Comme annoncé, c’est désormais effectif depuis ce 2 janvier 2026. Les opérations de scanning menées par le nouvel opérateur Transatlantic D ont bel et bien débuté au port de Douala-Bonaberi. Au total, 343 conteneurs ont été scannés au premier jour. Marquant par conséquent un tournant décisif dans le contrôle des cargaisons et la sécurisation des marchandises sur la place portuaire de Douala.
Les navires Msc Haïti, Grande Angola ou encore le navire roulier Zagor ont été soumis à cette activité désormais portée par TransAtlantic D, et qui « vise à instaurer un système de scanning à 100% pour renforcer la sécurité du port, améliorer la performance opérationnelle et accroître la compétitivité du port de Douala-Bonabéri. Cet objectif se traduit par une réduction significative du temps de passage portuaire des marchandises, ainsi que par une sécurisation accrue des recettes douanières », apprend-on du Port autonome de Douala.
Rappelons que les activités d’inspection non-intrusives des cargaisons (scanning) complète le dispositif de sécurisation du Port de Douala-Bonaberi, en conformité au code Isps, et conformément à la concession à la concession attribuée au nouvel opérateur par l’autorité portuaire de Douala. Afin de susciter l’adhésion des acteurs de la place portuaires et booster cette activité, TransAtlantic D à décidé « exceptionnellement et temporairement, d’opérer à titre gratuit: « aucun frais ne sera perçu durant cette période transitoire. Il est toutefois expressément rappelé que cette gratuité n’emporte aucune dérogation aux obligations procédurales. L’ensemble des opérations de scanning demeure strictement obligatoire », déclarait ce 1er janvier 2026, le Directeur général de TransAtlantic D.
Notons également que la phase transitoire évoquée par l’opérateur a pour finalité d’assurer une appropriation progressive des nouveaux dispositifs, de permettre aux usagers portuaires de se familiariser avec les procédures en vigueur, de garantir le continuité des opérations sans perturbation, er de renforcer, de manière graduelle, la sécurité, la traçabilité et la transparence des flux de marchandises. Le processus de scanning se découpe en quatre phases: l’intégration des données de cargaison, l’orientation des cargaisons vers les zones de scanning autorisées, l’acquisition et l’analyse des images de scanning, la validation réglementaire par les autorités compétentes et l’émission de la facture de scanning.
« Cette initiative s’inscrit dans une démarche proactive visant à moderniser les infrastructures portuaires et à renforcer la sécurité des échanges commerciaux internationaux. Il est attendu que la mise en œuvre de ce système de scanning contribue à positionner le Port de Douala-Bonabéri comme un hub logistique de référence en Afrique centrale », réaffirme le Port autonome de Douala-Bonaberi.

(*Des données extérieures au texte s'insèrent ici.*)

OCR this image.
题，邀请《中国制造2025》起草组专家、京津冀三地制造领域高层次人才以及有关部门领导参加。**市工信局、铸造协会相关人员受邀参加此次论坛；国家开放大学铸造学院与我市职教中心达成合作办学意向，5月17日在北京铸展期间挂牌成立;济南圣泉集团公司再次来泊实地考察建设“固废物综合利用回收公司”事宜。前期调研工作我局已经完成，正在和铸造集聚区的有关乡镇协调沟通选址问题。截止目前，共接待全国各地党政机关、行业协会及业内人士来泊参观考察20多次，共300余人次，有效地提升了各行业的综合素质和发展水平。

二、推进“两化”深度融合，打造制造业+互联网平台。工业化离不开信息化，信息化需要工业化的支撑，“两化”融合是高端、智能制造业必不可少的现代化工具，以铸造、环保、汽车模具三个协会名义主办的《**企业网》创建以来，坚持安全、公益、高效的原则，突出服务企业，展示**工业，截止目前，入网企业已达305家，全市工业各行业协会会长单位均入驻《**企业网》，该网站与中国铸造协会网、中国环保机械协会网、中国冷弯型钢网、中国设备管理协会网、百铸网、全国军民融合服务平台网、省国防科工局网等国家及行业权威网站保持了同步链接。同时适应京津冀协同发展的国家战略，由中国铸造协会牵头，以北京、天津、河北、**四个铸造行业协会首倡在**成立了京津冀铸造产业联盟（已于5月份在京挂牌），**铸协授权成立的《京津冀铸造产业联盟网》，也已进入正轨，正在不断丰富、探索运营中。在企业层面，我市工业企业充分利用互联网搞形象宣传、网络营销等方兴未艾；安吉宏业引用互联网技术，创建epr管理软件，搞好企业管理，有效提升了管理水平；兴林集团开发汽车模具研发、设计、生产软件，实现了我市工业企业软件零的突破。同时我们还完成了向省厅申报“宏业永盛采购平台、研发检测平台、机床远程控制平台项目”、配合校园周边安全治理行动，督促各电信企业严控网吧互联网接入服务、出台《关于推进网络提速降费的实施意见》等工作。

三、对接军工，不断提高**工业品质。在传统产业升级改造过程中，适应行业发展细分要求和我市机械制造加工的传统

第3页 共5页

C’est le 26 décembre 2025 que Cyrus Ngo’o, le Directeur général du Port autonome de Douala (Pad) annonçait officiellement dans un communiqué, qu’à compter du 1er janvier 2026, les opérations de scanning ou d’inspection non-intrusives des cargaisons au Port de Douala-Bonaberi allait désormais exclusivement être réalisées par l’opérateur TransAtlantic D S.A. Mettant fin à la concession attribuée à Sgs. « Tout conteneur dont les frais de scanning n’auront pas été dûment réglés, ne sera pas autorisé à poursuivre son cheminement dans la chaîne logistique portuaire », prévient Cyrus Ngo’o.
C’est depuis 2016 que le groupe Société générale de surveillance (Sgs) est implantée au Cameroun et à travers sa filiale Sgs scanning des conteneurs au débarquement et avant embarquement, suite à un accord-cadre avec l’État du Cameroun, via le ministère des finances. Sgs scanning disposait de 4 scanners positionnés sur la place portuaire de la capitale économique.